I probably shouldn't comment because I have no idea what is "best" or if there even is a "best". I hesitate whenever I read any thread that asks for "best" because there rarely, if ever, is anything that can objectively (objectively!) can be determined to be "best".

That said, I've always used either a "kit" I got from Jagwire, I believe called the "Racer"? and also just generic, bulk housings and regular old Jagwire cables that my LBS sells..... and my shifting is perfect. I don't know how you can get better than perfect- but I'd be very surprised if there weren't a lot of different cables that would give you perfect.


----------



## Wheelman55 (Jul 10, 2009)

"Best" is a lot like "perfect" in many cases. Usually the best or the most perfect that I've used so far.


----------



## JSWhaler (Nov 25, 2009)

I think Yokozuna are the best and last a long time as long as your frame doesn't have many bends as they are thicker and stronger. I have heard good things about the new 9000 Dura Ace cables as well.


----------



## anotherguy (Dec 9, 2010)

RC28 said:


> I don't understand how a *brake *cable can be best *shifting*. ;-)

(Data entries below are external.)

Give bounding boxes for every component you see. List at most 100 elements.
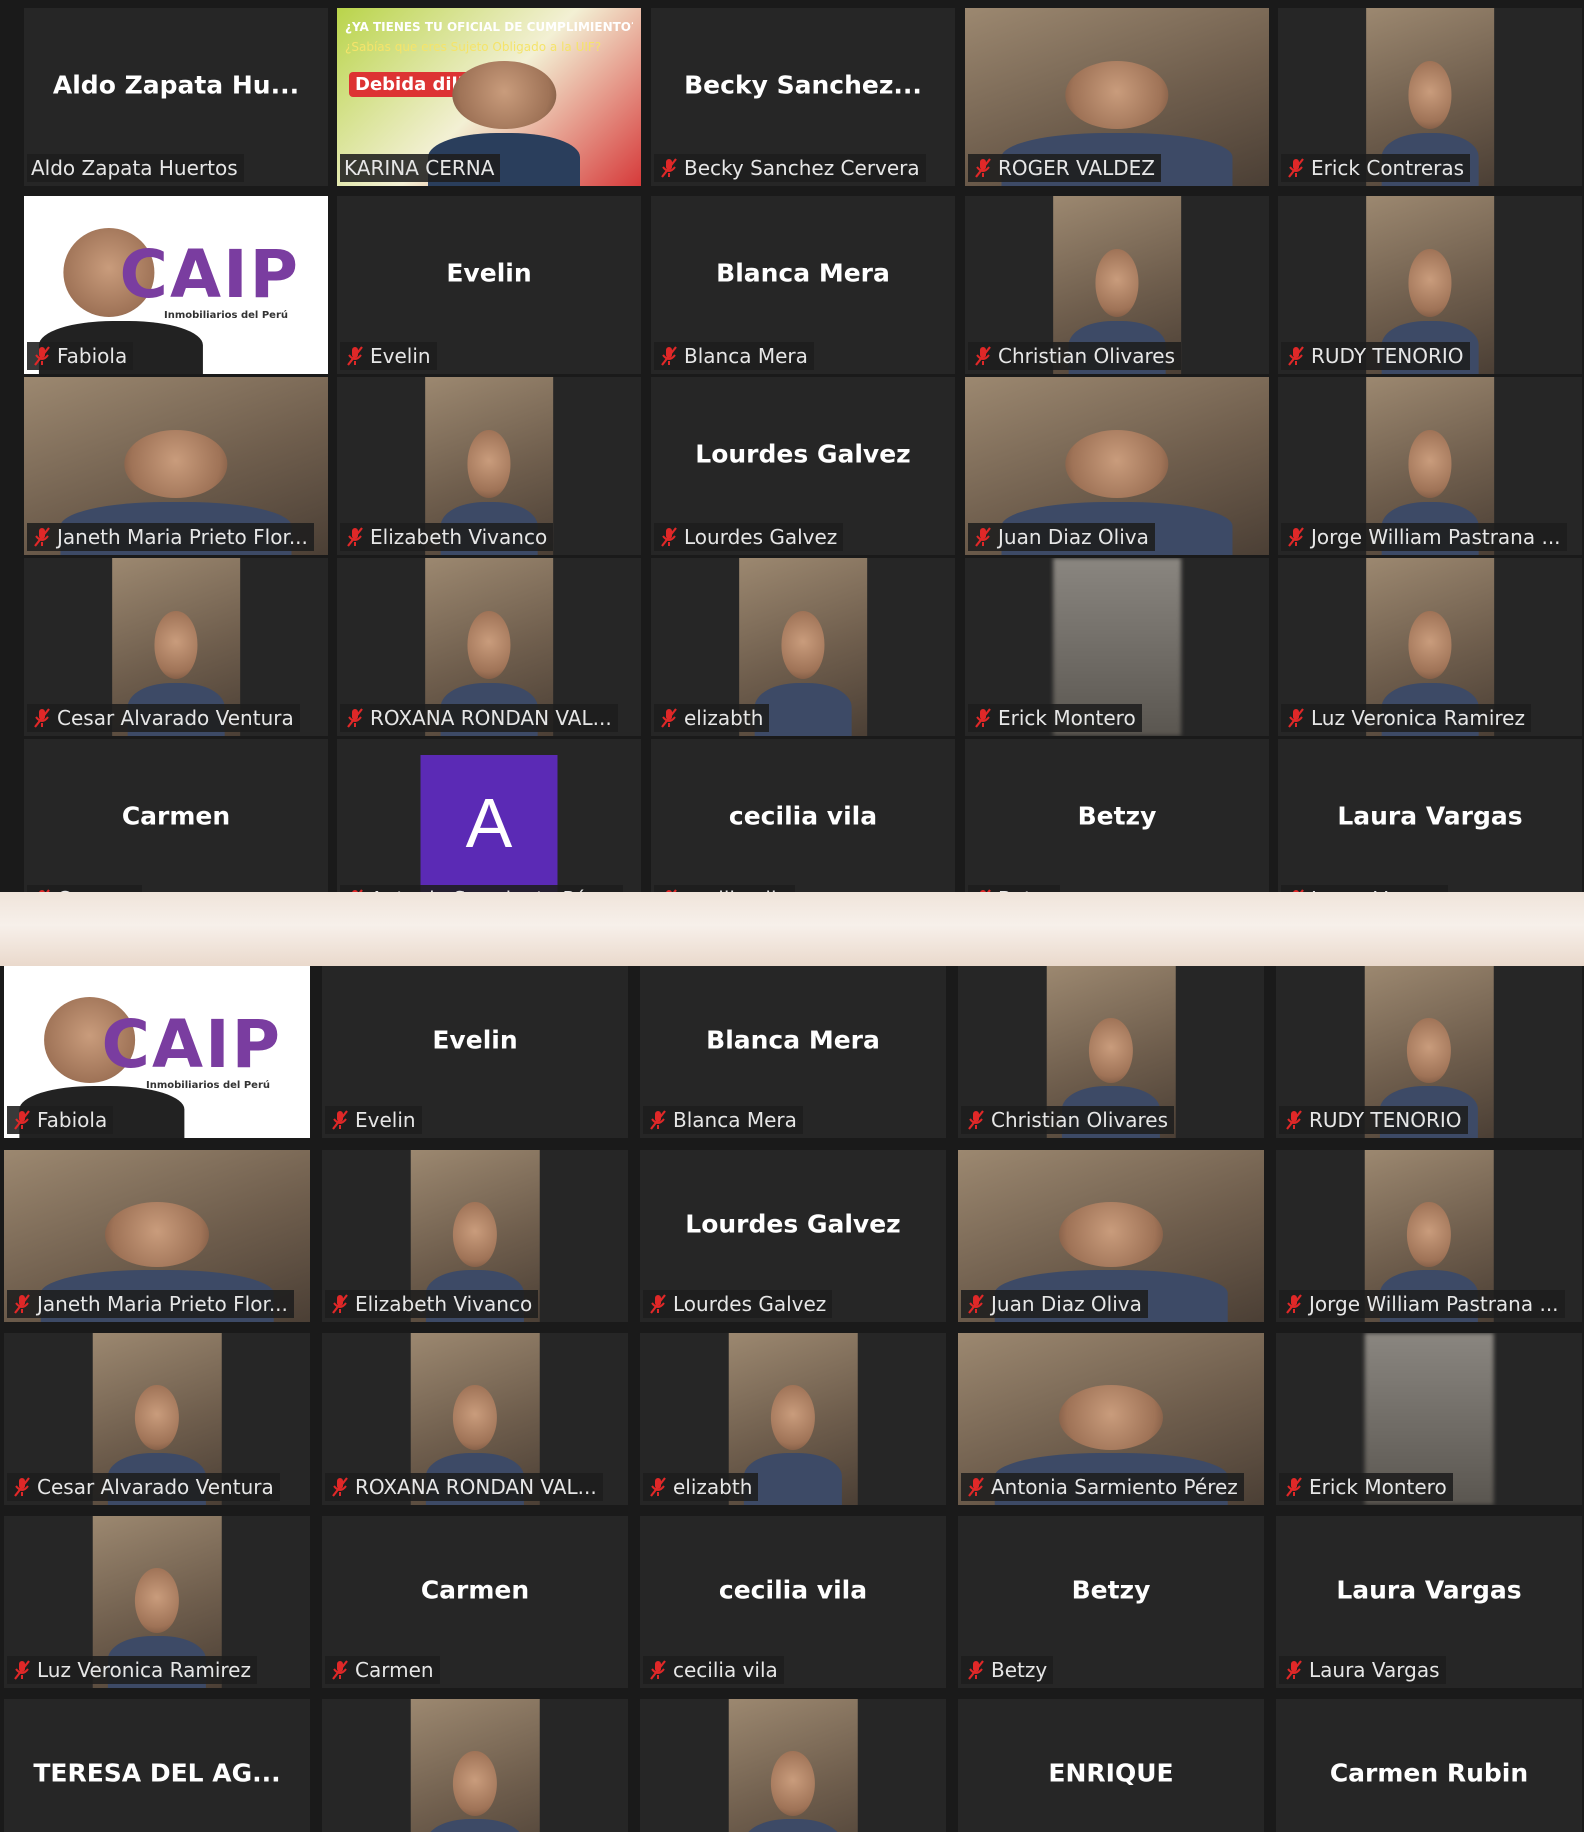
participant-name-text: Blanca Mera — [684, 344, 808, 368]
participant-display-name: Aldo Zapata Hu... — [52, 70, 300, 100]
participant-tile[interactable]: Evelin Evelin — [322, 966, 628, 1138]
participant-tile[interactable]: Elizabeth Vivanco — [322, 1150, 628, 1322]
participant-tile[interactable]: Erick Montero — [965, 558, 1269, 736]
participant-tile[interactable]: Carmen Carmen — [24, 739, 328, 892]
participant-tile[interactable]: Juan Diaz Oliva — [965, 377, 1269, 555]
mic-muted-icon — [31, 704, 53, 732]
participant-tile[interactable]: Luz Veronica Ramirez — [1278, 558, 1582, 736]
mic-muted-icon — [329, 1473, 351, 1501]
participant-tile[interactable]: AAntonia Sarmiento Pérez — [337, 739, 641, 892]
participant-tile[interactable]: CAIP Inmobiliarios del Perú Fabiola — [4, 966, 310, 1138]
participant-tile[interactable]: Carmen Carmen — [322, 1516, 628, 1688]
participant-name-label: Jorge William Pastrana ... — [1279, 1290, 1565, 1318]
mic-muted-icon — [647, 1106, 669, 1134]
participant-name-text: Lourdes Galvez — [673, 1292, 827, 1316]
participant-tile[interactable]: Cesar Alvarado Ventura — [24, 558, 328, 736]
person-silhouette — [154, 611, 198, 680]
participant-tile[interactable]: Erick Contreras — [1278, 8, 1582, 186]
participant-tile[interactable]: Laura Vargas Laura Vargas — [1278, 739, 1582, 892]
participant-tile[interactable]: Blanca Mera Blanca Mera — [651, 196, 955, 374]
gallery-screen-top: Aldo Zapata Hu... Aldo Zapata Huertos ¿YA … — [0, 0, 1584, 892]
mic-muted-icon — [972, 154, 994, 182]
participant-name-label: cecilia vila — [643, 1656, 784, 1684]
participant-tile[interactable]: Juan Diaz Oliva — [958, 1150, 1264, 1322]
participant-tile[interactable]: Janeth Maria Prieto Flor... — [4, 1150, 310, 1322]
logo-subtitle: Inmobiliarios del Perú — [164, 310, 288, 321]
participant-tile[interactable]: Evelin Evelin — [337, 196, 641, 374]
participant-name-label: Elizabeth Vivanco — [325, 1290, 539, 1318]
participant-name-label: ROXANA RONDAN VAL... — [325, 1473, 603, 1501]
participant-tile[interactable]: Jorge William Pastrana ... — [1278, 377, 1582, 555]
participant-name-text: cecilia vila — [673, 1658, 778, 1682]
participant-name-text: RUDY TENORIO — [1309, 1108, 1462, 1132]
participant-tile[interactable]: Becky Sanchez... Becky Sanchez Cervera — [651, 8, 955, 186]
participant-name-label: Antonia Sarmiento Pérez — [961, 1473, 1244, 1501]
participant-tile[interactable]: Antonia Sarmiento Pérez — [958, 1333, 1264, 1505]
participant-name-text: ROXANA RONDAN VAL... — [370, 706, 612, 730]
person-silhouette — [467, 611, 511, 680]
participant-tile[interactable]: Janeth Maria Prieto Flor... — [24, 377, 328, 555]
mic-muted-icon — [344, 885, 366, 892]
participant-tile[interactable]: Betzy Betzy — [965, 739, 1269, 892]
participant-name-label: Betzy — [961, 1656, 1054, 1684]
participant-tile[interactable]: Christian Olivares — [958, 966, 1264, 1138]
participant-tile[interactable]: ROGER VALDEZ — [965, 8, 1269, 186]
mic-muted-icon — [11, 1290, 33, 1318]
mic-muted-icon — [965, 1106, 987, 1134]
participant-tile[interactable]: Elizabeth Vivanco — [337, 377, 641, 555]
participant-tile[interactable]: ¿YA TIENES TU OFICIAL DE CUMPLIMIENTO? ¿S… — [337, 8, 641, 186]
participant-tile[interactable]: Jorge William Pastrana ... — [1276, 1150, 1582, 1322]
mic-muted-icon — [329, 1106, 351, 1134]
poster-line: ¿YA TIENES TU OFICIAL DE CUMPLIMIENTO? — [345, 20, 633, 34]
participant-name-text: Luz Veronica Ramirez — [1311, 706, 1525, 730]
participant-name-label: Evelin — [325, 1106, 422, 1134]
mic-muted-icon — [658, 342, 680, 370]
participant-name-text: Jorge William Pastrana ... — [1311, 525, 1561, 549]
participant-tile[interactable]: Aldo Zapata Hu... Aldo Zapata Huertos — [24, 8, 328, 186]
participant-tile[interactable]: elizabth — [651, 558, 955, 736]
participant-display-name: Lourdes Galvez — [685, 1209, 901, 1239]
participant-tile[interactable]: RUDY TENORIO — [1278, 196, 1582, 374]
participant-name-text: elizabth — [673, 1475, 753, 1499]
participant-display-name: Carmen — [121, 801, 231, 831]
participant-tile[interactable]: Erick Montero — [1276, 1333, 1582, 1505]
mic-muted-icon — [647, 1290, 669, 1318]
participant-tile[interactable]: Lourdes Galvez Lourdes Galvez — [640, 1150, 946, 1322]
person-silhouette — [1408, 61, 1452, 130]
participant-tile[interactable]: Luz Veronica Ramirez — [4, 1516, 310, 1688]
participant-tile[interactable]: cecilia vila cecilia vila — [651, 739, 955, 892]
participant-name-label: Cesar Alvarado Ventura — [7, 1473, 280, 1501]
participant-tile[interactable]: Carmen Rubin — [1276, 1699, 1582, 1832]
participant-name-text: Juan Diaz Oliva — [998, 525, 1149, 549]
participant-name-text: Antonia Sarmiento Pérez — [991, 1475, 1238, 1499]
participant-tile[interactable]: ROXANA RONDAN VAL... — [337, 558, 641, 736]
participant-tile[interactable]: CAIP Inmobiliarios del Perú Fabiola — [24, 196, 328, 374]
participant-display-name: ENRIQUE — [1048, 1758, 1174, 1788]
participant-name-text: Carmen — [355, 1658, 434, 1682]
participant-tile[interactable]: Blanca Mera Blanca Mera — [640, 966, 946, 1138]
participant-tile[interactable]: TERESA DEL AG... — [4, 1699, 310, 1832]
participant-display-name: Evelin — [432, 1025, 518, 1055]
participant-name-text: Fabiola — [57, 344, 128, 368]
participant-tile[interactable]: Cesar Alvarado Ventura — [4, 1333, 310, 1505]
participant-tile[interactable]: Lourdes Galvez Lourdes Galvez — [651, 377, 955, 555]
participant-tile[interactable]: Laura Vargas Laura Vargas — [1276, 1516, 1582, 1688]
participant-name-text: elizabth — [684, 706, 764, 730]
gallery-screen-bottom: CAIP Inmobiliarios del Perú Fabiola Evelin E… — [0, 966, 1584, 1832]
mic-muted-icon — [344, 342, 366, 370]
participant-tile[interactable]: elizabth — [640, 1333, 946, 1505]
participant-display-name: Blanca Mera — [706, 1025, 880, 1055]
participant-name-text: ROXANA RONDAN VAL... — [355, 1475, 597, 1499]
participant-tile[interactable] — [322, 1699, 628, 1832]
mic-muted-icon — [1283, 1106, 1305, 1134]
participant-tile[interactable]: ROXANA RONDAN VAL... — [322, 1333, 628, 1505]
participant-tile[interactable]: cecilia vila cecilia vila — [640, 1516, 946, 1688]
participant-tile[interactable]: RUDY TENORIO — [1276, 966, 1582, 1138]
participant-name-label: Erick Contreras — [1281, 154, 1471, 182]
participant-tile[interactable] — [640, 1699, 946, 1832]
participant-tile[interactable]: Christian Olivares — [965, 196, 1269, 374]
participant-tile[interactable]: Betzy Betzy — [958, 1516, 1264, 1688]
participant-tile[interactable]: ENRIQUE — [958, 1699, 1264, 1832]
participant-display-name: Blanca Mera — [716, 258, 890, 288]
mic-muted-icon — [1285, 523, 1307, 551]
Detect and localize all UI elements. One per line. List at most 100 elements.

I have "heard" that they are actually quite terrible. Not that I mixed up the cables the first time I was building a bike and spent several frustrating hours unable to figure out why I couldn't get either of the derailleurs setup.


----------



## cxwrench (Nov 9, 2004)

anotherguy said:


> I have "heard" that they are actually quite terrible. Not that I mixed up the cables the first time I was building a bike and spent several frustrating hours unable to figure out why I couldn't get either of the derailleurs setup.


You actually managed to get a brake cable _into a shifter_? I mean, the guy you heard about managed to get a brake cable into a shifter?


----------



## Randy99CL (Mar 27, 2013)

For me the "best" is the one that works flawlessly and doesn't cost a fortune because of a fancy name.

Shimano always worked for me. The Jagwire that came on the new bike and with the new shifters works perfectly.


----------



## anotherguy (Dec 9, 2010)

cxwrench said:


> You actually managed to get a brake cable _into a shifter_? I mean, the guy you heard about managed to get a brake cable into a shifter?


 I think I just started picking up momentum in a race to failure after the initial mix-up.


----------